While the WHO has previously called for drugs to be decriminalised in the context of HIV reduction, the UN has limited its calls to health- and evidence-based solutions to drug abuse.

Last year, nations meeting at the UN General Assembly Special Session on drugs maintained a criminal approach to narcotics, despite strong concerns from a number of countries.

But last month, on the International Day Against Drug Abuse, UN Secretary General António Guterres called for tackling the problem through “prevention and treatment,” adhering to human rights.

He said: “Despite the risks and challenges inherent in tackling this global problem, I hope and believe we are on the right path, and that together we can implement a coordinated, balanced and comprehensive approach that leads to sustainable solutions.

“I know from personal experience how an approach based on prevention and treatment can yield positive results.”

Mr Guterres was Prime Minister of Portugal when the country launched its landmark drug decriminalisation programme, which also introduced greater resources for drug prevention and treatment projects.

Portugal saw its drug fatalities fall to one of the lowest in Europe and also reduced the prevalence of HIV among injectors.

But the illegal drugs trade is a complex international issue.

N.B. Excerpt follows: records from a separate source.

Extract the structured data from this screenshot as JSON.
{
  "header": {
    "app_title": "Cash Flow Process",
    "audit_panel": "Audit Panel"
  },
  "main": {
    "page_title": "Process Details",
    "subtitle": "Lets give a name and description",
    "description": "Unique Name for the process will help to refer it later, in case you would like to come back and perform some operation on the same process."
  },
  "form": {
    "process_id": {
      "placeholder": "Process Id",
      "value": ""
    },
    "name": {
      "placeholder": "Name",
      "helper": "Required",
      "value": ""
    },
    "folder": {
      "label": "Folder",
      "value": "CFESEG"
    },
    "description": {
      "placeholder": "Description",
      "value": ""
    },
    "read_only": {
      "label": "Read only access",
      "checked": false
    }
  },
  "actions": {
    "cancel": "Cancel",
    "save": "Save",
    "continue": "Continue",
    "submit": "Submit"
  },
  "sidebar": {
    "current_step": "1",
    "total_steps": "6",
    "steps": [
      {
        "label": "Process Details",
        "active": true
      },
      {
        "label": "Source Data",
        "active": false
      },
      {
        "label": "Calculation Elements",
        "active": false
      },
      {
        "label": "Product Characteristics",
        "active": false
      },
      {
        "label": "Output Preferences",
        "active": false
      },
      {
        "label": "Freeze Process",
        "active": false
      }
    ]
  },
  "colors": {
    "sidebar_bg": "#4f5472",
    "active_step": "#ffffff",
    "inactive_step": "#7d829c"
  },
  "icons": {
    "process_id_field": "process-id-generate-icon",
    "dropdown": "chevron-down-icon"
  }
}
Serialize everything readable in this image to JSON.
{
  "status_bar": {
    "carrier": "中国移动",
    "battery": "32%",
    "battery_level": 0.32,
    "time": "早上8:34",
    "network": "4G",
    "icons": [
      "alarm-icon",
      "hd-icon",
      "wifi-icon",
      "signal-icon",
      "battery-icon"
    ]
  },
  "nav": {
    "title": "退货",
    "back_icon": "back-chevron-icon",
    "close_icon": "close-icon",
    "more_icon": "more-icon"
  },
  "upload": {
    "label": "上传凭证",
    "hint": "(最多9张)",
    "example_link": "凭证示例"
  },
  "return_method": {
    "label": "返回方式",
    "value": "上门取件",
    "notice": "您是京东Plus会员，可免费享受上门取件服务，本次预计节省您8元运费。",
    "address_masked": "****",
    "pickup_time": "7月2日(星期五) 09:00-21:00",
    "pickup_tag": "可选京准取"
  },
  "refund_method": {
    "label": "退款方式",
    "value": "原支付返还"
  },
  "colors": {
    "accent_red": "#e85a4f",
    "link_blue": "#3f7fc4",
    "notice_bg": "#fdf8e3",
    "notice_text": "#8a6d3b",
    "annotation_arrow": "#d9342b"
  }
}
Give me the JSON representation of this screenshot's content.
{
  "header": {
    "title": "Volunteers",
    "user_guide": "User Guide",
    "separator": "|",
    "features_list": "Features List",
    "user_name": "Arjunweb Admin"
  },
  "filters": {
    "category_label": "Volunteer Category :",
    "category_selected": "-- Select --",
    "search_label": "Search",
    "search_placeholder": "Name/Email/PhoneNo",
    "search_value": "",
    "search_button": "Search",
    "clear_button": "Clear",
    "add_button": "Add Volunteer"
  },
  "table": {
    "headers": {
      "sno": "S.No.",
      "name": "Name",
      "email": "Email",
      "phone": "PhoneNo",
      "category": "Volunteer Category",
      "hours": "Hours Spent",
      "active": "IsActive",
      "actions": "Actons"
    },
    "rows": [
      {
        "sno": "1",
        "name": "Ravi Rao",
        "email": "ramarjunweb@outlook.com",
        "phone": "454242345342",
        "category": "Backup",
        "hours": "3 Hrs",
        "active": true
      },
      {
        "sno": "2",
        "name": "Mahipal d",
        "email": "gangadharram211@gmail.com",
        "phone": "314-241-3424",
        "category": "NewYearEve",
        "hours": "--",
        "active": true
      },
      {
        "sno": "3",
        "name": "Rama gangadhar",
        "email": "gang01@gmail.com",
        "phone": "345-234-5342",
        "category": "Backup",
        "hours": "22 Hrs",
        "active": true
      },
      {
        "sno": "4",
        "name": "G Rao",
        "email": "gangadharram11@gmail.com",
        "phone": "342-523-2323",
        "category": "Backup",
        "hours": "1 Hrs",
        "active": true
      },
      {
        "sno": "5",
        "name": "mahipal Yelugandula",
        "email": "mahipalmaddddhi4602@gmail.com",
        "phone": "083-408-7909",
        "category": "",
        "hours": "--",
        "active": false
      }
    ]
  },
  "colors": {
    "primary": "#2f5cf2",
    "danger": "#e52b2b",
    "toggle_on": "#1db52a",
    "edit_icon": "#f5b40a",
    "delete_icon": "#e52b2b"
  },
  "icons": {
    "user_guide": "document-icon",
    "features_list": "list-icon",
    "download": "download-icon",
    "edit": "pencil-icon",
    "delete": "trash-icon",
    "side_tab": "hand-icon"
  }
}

Executive Director of the UN Office on Drugs and Crime, Yury Fedotov, used his statement for the day to highlight the challenges posed by narcotics.

“The nexus between drugs, crime and terrorism and reveals a shifting pattern of relationships,” he said.

“As new threats appear, including spreading methamphetamine and new psychoactive substances, old ones continue to thrive. Business models are evolving too, with cybercrime and the darknet increasingly playing a role.”